Wouldn’t it be more convenient and clearer to allow type hinting with an ad-hoc intersection of protocols in this case?

def foo(file: SupportsRead & SupportsNoArgReadline):
    if (first_line := file.readline()).startswith('#!'):
        return first_line + file.read()

hauntsaninja · March 8, 2024, 10:25am

You can directly import many of these protocols from GitHub - hauntsaninja/useful_types: Useful types for Python . There are folks working on a draft proposal to add intersections to the type system, I agree that easy intersection of protocols is a great use case.

Viicos · March 8, 2024, 1:12pm

I also encountered these protocols imported directly in library code:

from __future__ import annotations

if TYPE_CHECKING:
    from _typeshed import SupportsRead

I don’t know if this is a good practice? Seems to be fine as type checkers usually bundle a local version of typeshed

chepner · March 8, 2024, 4:11pm

This is documented at typeshed/stdlib/_typeshed at main · python/typeshed · GitHub.

My understanding is that _typeshed is “technically” an implementation detail for type checkers, but that code protected by if TYPE_CHECKING is similarly “lifted” into the type checker (since it’s there for use by the type checker, not your script at runtime).

blhsing · March 11, 2024, 2:50am

Victorien:

I also encountered these protocols imported directly in library code:
from __future__ import annotations

if TYPE_CHECKING:
    from _typeshed import SupportsRead
I don’t know if this is a good practice? Seems to be fine as type checkers usually bundle a local version of typeshed

Thanks. The problem is that doing this only helps provide type checking in type checkers, while producing a NameError at runtime because TYPE_CHECKING being false at runtime leaves SupportsRead undefined.
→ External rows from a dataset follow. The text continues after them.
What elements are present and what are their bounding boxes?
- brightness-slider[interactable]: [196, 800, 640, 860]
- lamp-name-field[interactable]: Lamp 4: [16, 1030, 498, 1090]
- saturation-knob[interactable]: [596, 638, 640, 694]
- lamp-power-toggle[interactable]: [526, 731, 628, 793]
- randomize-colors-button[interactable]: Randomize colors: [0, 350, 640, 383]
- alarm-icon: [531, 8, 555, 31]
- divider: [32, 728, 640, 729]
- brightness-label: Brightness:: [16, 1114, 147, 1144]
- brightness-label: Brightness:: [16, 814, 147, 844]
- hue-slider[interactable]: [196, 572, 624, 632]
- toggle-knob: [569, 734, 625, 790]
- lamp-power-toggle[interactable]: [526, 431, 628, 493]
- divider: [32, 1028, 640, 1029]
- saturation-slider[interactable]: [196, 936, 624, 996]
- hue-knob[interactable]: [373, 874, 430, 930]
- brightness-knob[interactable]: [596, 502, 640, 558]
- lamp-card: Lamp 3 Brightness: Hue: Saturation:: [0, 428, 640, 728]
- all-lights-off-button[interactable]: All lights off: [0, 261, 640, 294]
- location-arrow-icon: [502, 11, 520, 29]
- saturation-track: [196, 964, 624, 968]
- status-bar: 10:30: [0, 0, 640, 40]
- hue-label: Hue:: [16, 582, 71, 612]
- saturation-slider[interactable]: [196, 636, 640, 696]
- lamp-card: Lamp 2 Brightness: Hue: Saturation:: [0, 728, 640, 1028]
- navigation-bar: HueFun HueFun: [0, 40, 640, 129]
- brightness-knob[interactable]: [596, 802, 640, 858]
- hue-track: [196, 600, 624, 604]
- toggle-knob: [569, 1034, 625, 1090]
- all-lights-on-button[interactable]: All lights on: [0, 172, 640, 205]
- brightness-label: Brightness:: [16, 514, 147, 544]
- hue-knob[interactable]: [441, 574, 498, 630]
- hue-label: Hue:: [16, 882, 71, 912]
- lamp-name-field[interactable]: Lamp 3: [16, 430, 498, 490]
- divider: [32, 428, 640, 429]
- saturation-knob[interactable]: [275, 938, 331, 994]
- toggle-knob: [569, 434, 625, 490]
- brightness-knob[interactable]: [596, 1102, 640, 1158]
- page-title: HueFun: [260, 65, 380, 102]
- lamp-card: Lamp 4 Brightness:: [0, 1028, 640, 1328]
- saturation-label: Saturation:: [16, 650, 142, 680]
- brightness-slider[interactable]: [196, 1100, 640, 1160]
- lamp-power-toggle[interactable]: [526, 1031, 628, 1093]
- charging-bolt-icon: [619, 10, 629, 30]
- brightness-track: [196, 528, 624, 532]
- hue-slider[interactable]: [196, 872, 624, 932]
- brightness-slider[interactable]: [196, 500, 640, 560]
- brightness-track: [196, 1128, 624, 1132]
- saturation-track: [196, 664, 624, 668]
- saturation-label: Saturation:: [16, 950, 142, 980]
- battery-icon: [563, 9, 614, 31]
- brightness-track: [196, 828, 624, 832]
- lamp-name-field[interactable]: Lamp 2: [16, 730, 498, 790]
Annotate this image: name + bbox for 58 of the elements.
After some experimentation I found a workaround that works both for type checkers and at runtime:

try:
    from _typeshed import SupportsRead, SupportsWrite
except ModuleNotFoundError:
    from unittest.mock import Mock
    SupportsRead = SupportsWrite = Mock()
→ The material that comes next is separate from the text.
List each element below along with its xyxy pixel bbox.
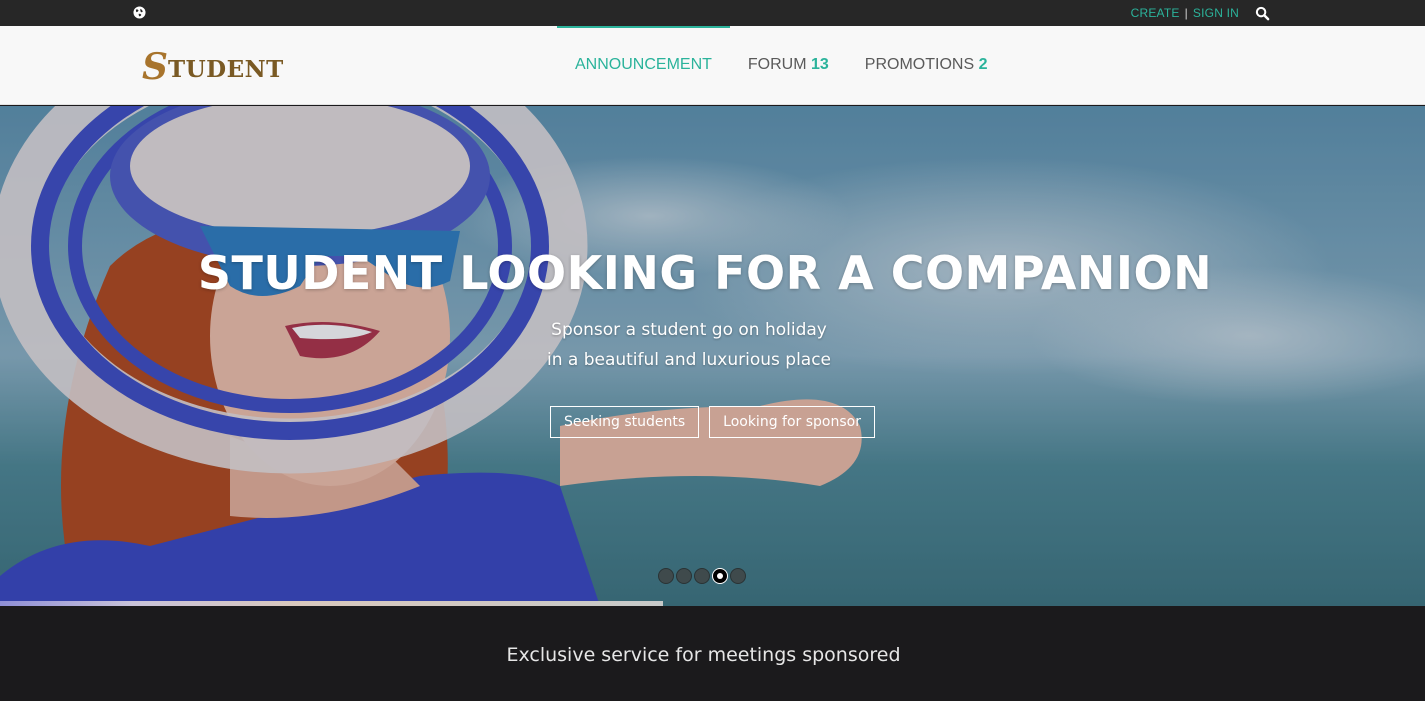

class SupportsReadWrite(SupportsRead, SupportsWrite):
    pass

chepner · March 11, 2024, 12:46pm

Ben Hsing:

After some experimentation I found a workaround that works both for type checkers and at runtime:

try:
    from _typeshed import SupportsRead, SupportsWrite
except ModuleNotFoundError:
    from unittest.mock import Mock
    SupportsRead = SupportsWrite = Mock()

class SupportsReadWrite(SupportsRead, SupportsWrite):
    pass

I don’t think you need Mock; making SupportsRead and SupportsWrite aliases for object would probably be sufficient.

if TYPE_CHECKING:
    from _typeshed import SupportsRead, SupportsWrite
else:
    SupportsRead = SupportsWrite = object

(or the try/except version thereof).

blhsing · March 11, 2024, 1:55pm

Clint Hepner:

I don’t think you need Mock; making SupportsRead and SupportsWrite aliases for object would probably be sufficient.
if TYPE_CHECKING:
    from _typeshed import SupportsRead, SupportsWrite
else:
    SupportsRead = SupportsWrite = object

object was actually the first thing I tried too, but it would produce:

TypeError: duplicate base class object

And if I did:

    SupportsRead = SupportsWrite = object()

I’d get:

TypeError: object() takes no arguments

So I figured Mock() was the most convenient object because it can be called with any arguments, although one can also do:

class M:
    def __new__(*args):
        return object.__new__(M)
try:
    from _typeshed import SupportsRead, SupportsWrite
except ModuleNotFoundError:
    SupportsRead = SupportsWrite = M()

class SupportsReadWrite(SupportsRead, SupportsWrite):
    pass

At any rate this feels like an ugly workaround, having to repeat the name of every protocol in use. Better use @hauntsaninja’s useful_types even though it’s an additional dependency (or make it part of stdlib maybe?).